Pas de quoi fouetter un chat
Au fil des avis laissés ici et là à propos de ce bouquin, on alterne entre la critique dithyrambique et la démolition totale et sans nuance.
Sans doute faut-il voir dans ce phénomène le talent du polémiste dont le rôle, gardons-le à l'esprit, est de cliver comme on dit de nos jours.
Car le boulot de Zemmour est bien celui de polémiste. Il n'est ni philosophe, ni économiste, ni historien, ni politicien. Son rôle, et il le joue admirablement, est de repérer des lignes de fracture et d'y verser une bonne dose de poil à gratter.
Ça marche d'abord parce que Zemmour a du style, de la culture, un grand sens de la formule et du grandiloquent, quitte à parfois en faire trop dans les envolées lyriques.
Ça marche aussi parce que Zemmour n'hésite pas à violer sans tendresse les tabous de la société française sur l'immigration, le féminisme, l'islam ou Vichy.
Ça marche surtout parce qu'il est le seul bonhomme d'envergure nationale à le faire et qu'il apporte un vent de fraîcheur bien appréciable sur les mornes plaines de la pensée unique.
Mais pour autant, en dehors du petit parfum de transgression que procure la lecture du suicide français, il n'y a pas là de quoi sauter au plafond ou se rouler par terre en hurlant et s'arrachant les cheveux.
L'essentiel du propos n'est pas nouveau et les thèses de Zemmour sont bien connues pour avoir été exposées et répétées sur tous les plateaux TV de France et de Navarre.

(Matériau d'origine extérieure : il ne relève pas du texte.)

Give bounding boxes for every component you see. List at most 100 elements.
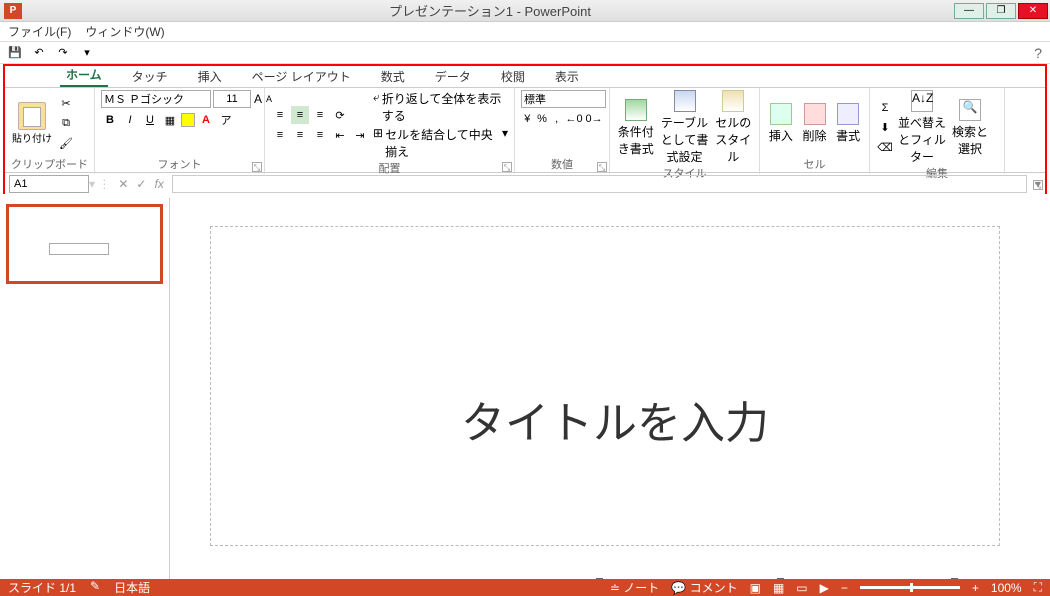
autosum-icon[interactable]: Σ bbox=[876, 99, 894, 117]
tab-view[interactable]: 表示 bbox=[549, 66, 585, 87]
spell-check-icon[interactable]: ✎ bbox=[90, 579, 100, 596]
app-icon: P bbox=[4, 3, 22, 19]
decimal-inc-icon[interactable]: ←0 bbox=[565, 110, 583, 128]
group-number-label: 数値 bbox=[521, 156, 603, 174]
fx-icon[interactable]: fx bbox=[154, 177, 163, 191]
format-icon bbox=[837, 103, 859, 125]
fill-icon[interactable]: ⬇ bbox=[876, 119, 894, 137]
status-language[interactable]: 日本語 bbox=[114, 579, 150, 596]
slide-title-placeholder[interactable]: タイトルを入力 bbox=[461, 387, 769, 451]
maximize-button[interactable]: ❐ bbox=[986, 3, 1016, 19]
tab-home[interactable]: ホーム bbox=[60, 64, 108, 87]
zoom-in-button[interactable]: + bbox=[972, 581, 979, 595]
group-align-label: 配置 bbox=[271, 160, 508, 178]
find-select-button[interactable]: 🔍検索と選択 bbox=[950, 99, 990, 157]
insert-icon bbox=[770, 103, 792, 125]
table-icon bbox=[674, 90, 696, 112]
font-name-select[interactable] bbox=[101, 90, 211, 108]
conditional-format-icon bbox=[625, 99, 647, 121]
view-sorter-icon[interactable]: ▦ bbox=[773, 581, 784, 595]
menu-window[interactable]: ウィンドウ(W) bbox=[85, 23, 164, 40]
tab-touch[interactable]: タッチ bbox=[126, 66, 174, 87]
find-icon: 🔍 bbox=[959, 99, 981, 121]
slide-thumbnail[interactable] bbox=[6, 204, 163, 284]
phonetic-icon[interactable]: ア bbox=[217, 111, 235, 129]
undo-icon[interactable]: ↶ bbox=[30, 44, 48, 62]
view-slideshow-icon[interactable]: ▶ bbox=[820, 581, 829, 595]
zoom-level[interactable]: 100% bbox=[991, 581, 1022, 595]
window-title: プレゼンテーション1 - PowerPoint bbox=[26, 1, 954, 20]
wrap-text-button[interactable]: ⤶折り返して全体を表示する bbox=[373, 90, 508, 124]
fill-color-icon[interactable] bbox=[181, 113, 195, 127]
bold-button[interactable]: B bbox=[101, 111, 119, 129]
ribbon-highlight: ホーム タッチ 挿入 ページ レイアウト 数式 データ 校閲 表示 貼り付け ✂… bbox=[3, 64, 1047, 194]
align-top-icon[interactable]: ≡ bbox=[271, 106, 289, 124]
grow-font-icon[interactable]: A bbox=[253, 90, 263, 108]
decimal-dec-icon[interactable]: 0→ bbox=[585, 110, 603, 128]
notes-button[interactable]: ≐ ノート bbox=[610, 579, 659, 596]
underline-button[interactable]: U bbox=[141, 111, 159, 129]
conditional-format-button[interactable]: 条件付き書式 bbox=[616, 99, 655, 157]
tab-data[interactable]: データ bbox=[429, 66, 477, 87]
sort-filter-button[interactable]: A↓Z並べ替えとフィルター bbox=[898, 90, 946, 165]
font-size-select[interactable] bbox=[213, 90, 251, 108]
align-left-icon[interactable]: ≡ bbox=[271, 126, 289, 144]
qat-dropdown-icon[interactable]: ▾ bbox=[78, 44, 96, 62]
currency-icon[interactable]: ¥ bbox=[521, 110, 534, 128]
border-icon[interactable]: ▦ bbox=[161, 111, 179, 129]
paste-icon bbox=[18, 102, 46, 130]
align-right-icon[interactable]: ≡ bbox=[311, 126, 329, 144]
wrap-icon: ⤶ bbox=[373, 90, 380, 124]
status-slide-count: スライド 1/1 bbox=[8, 579, 76, 596]
menu-file[interactable]: ファイル(F) bbox=[8, 23, 71, 40]
comments-button[interactable]: 💬 コメント bbox=[671, 579, 737, 596]
group-font-label: フォント bbox=[101, 156, 258, 174]
save-icon[interactable]: 💾 bbox=[6, 44, 24, 62]
cut-icon[interactable]: ✂ bbox=[57, 94, 75, 112]
italic-button[interactable]: I bbox=[121, 111, 139, 129]
group-cells-label: セル bbox=[766, 156, 863, 174]
accept-formula-icon[interactable]: ✓ bbox=[136, 177, 146, 191]
align-middle-icon[interactable]: ≡ bbox=[291, 106, 309, 124]
paste-button[interactable]: 貼り付け bbox=[11, 102, 53, 145]
tab-review[interactable]: 校閲 bbox=[495, 66, 531, 87]
help-icon[interactable]: ? bbox=[1034, 45, 1042, 61]
orientation-icon[interactable]: ⟳ bbox=[331, 106, 349, 124]
tab-formula[interactable]: 数式 bbox=[375, 66, 411, 87]
tab-insert[interactable]: 挿入 bbox=[192, 66, 228, 87]
merge-center-button[interactable]: ⊞セルを結合して中央揃え▾ bbox=[373, 126, 508, 160]
align-launcher[interactable]: ⤡ bbox=[502, 162, 512, 172]
cancel-formula-icon[interactable]: ✕ bbox=[118, 177, 128, 191]
cell-style-icon bbox=[722, 90, 744, 112]
font-color-icon[interactable]: A bbox=[197, 111, 215, 129]
slide-canvas[interactable]: タイトルを入力 bbox=[210, 226, 1000, 546]
clipboard-launcher[interactable]: ⤡ bbox=[1033, 180, 1043, 190]
font-launcher[interactable]: ⤡ bbox=[252, 162, 262, 172]
indent-inc-icon[interactable]: ⇥ bbox=[351, 126, 369, 144]
copy-icon[interactable]: ⧉ bbox=[57, 114, 75, 132]
number-launcher[interactable]: ⤡ bbox=[597, 162, 607, 172]
close-button[interactable]: ✕ bbox=[1018, 3, 1048, 19]
zoom-out-button[interactable]: − bbox=[841, 581, 848, 595]
delete-cells-button[interactable]: 削除 bbox=[800, 103, 830, 144]
align-center-icon[interactable]: ≡ bbox=[291, 126, 309, 144]
percent-icon[interactable]: % bbox=[536, 110, 549, 128]
cell-style-button[interactable]: セルのスタイル bbox=[714, 90, 753, 165]
view-normal-icon[interactable]: ▣ bbox=[750, 581, 761, 595]
name-box[interactable]: A1 bbox=[9, 175, 89, 193]
format-as-table-button[interactable]: テーブルとして書式設定 bbox=[659, 90, 709, 165]
format-painter-icon[interactable]: 🖌 bbox=[57, 134, 75, 152]
tab-pagelayout[interactable]: ページ レイアウト bbox=[246, 66, 357, 87]
clear-icon[interactable]: ⌫ bbox=[876, 139, 894, 157]
align-bottom-icon[interactable]: ≡ bbox=[311, 106, 329, 124]
zoom-slider[interactable] bbox=[860, 586, 960, 589]
redo-icon[interactable]: ↷ bbox=[54, 44, 72, 62]
indent-dec-icon[interactable]: ⇤ bbox=[331, 126, 349, 144]
view-reading-icon[interactable]: ▭ bbox=[796, 581, 807, 595]
minimize-button[interactable]: — bbox=[954, 3, 984, 19]
format-cells-button[interactable]: 書式 bbox=[833, 103, 863, 144]
number-format-select[interactable] bbox=[521, 90, 606, 108]
comma-icon[interactable]: , bbox=[550, 110, 563, 128]
fit-window-icon[interactable]: ⛶ bbox=[1034, 580, 1042, 595]
insert-cells-button[interactable]: 挿入 bbox=[766, 103, 796, 144]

Quant au propos en lui-même, il comporte un nombre non négligeable de conneries, tout particulièrement sur le terrain économique. Qu'il s'agisse du délire navrant sur la (trop) fameuse loi de 1973, du (trop) méchant libéralisme qui corrompt tout, de la nostalgie du colbertisme, du protectionnisme, de l'État stratège et de son plan calcul mais aussi de son culte d'un l'État omnipotent guidé par un chef suprême au pont d'Arcole, on cumule beaucoup de fantasmes, de théories battues en brèche depuis 150 ans et de rêves romantiques pour obtenir quelque chose de solide.
Le livre est donc sympa parce qu'il sent le souffre et qu'il titille la fibre patriotique mais il passe, par aveuglement, à côté de bien des problèmes à l'origine des difficultés françaises.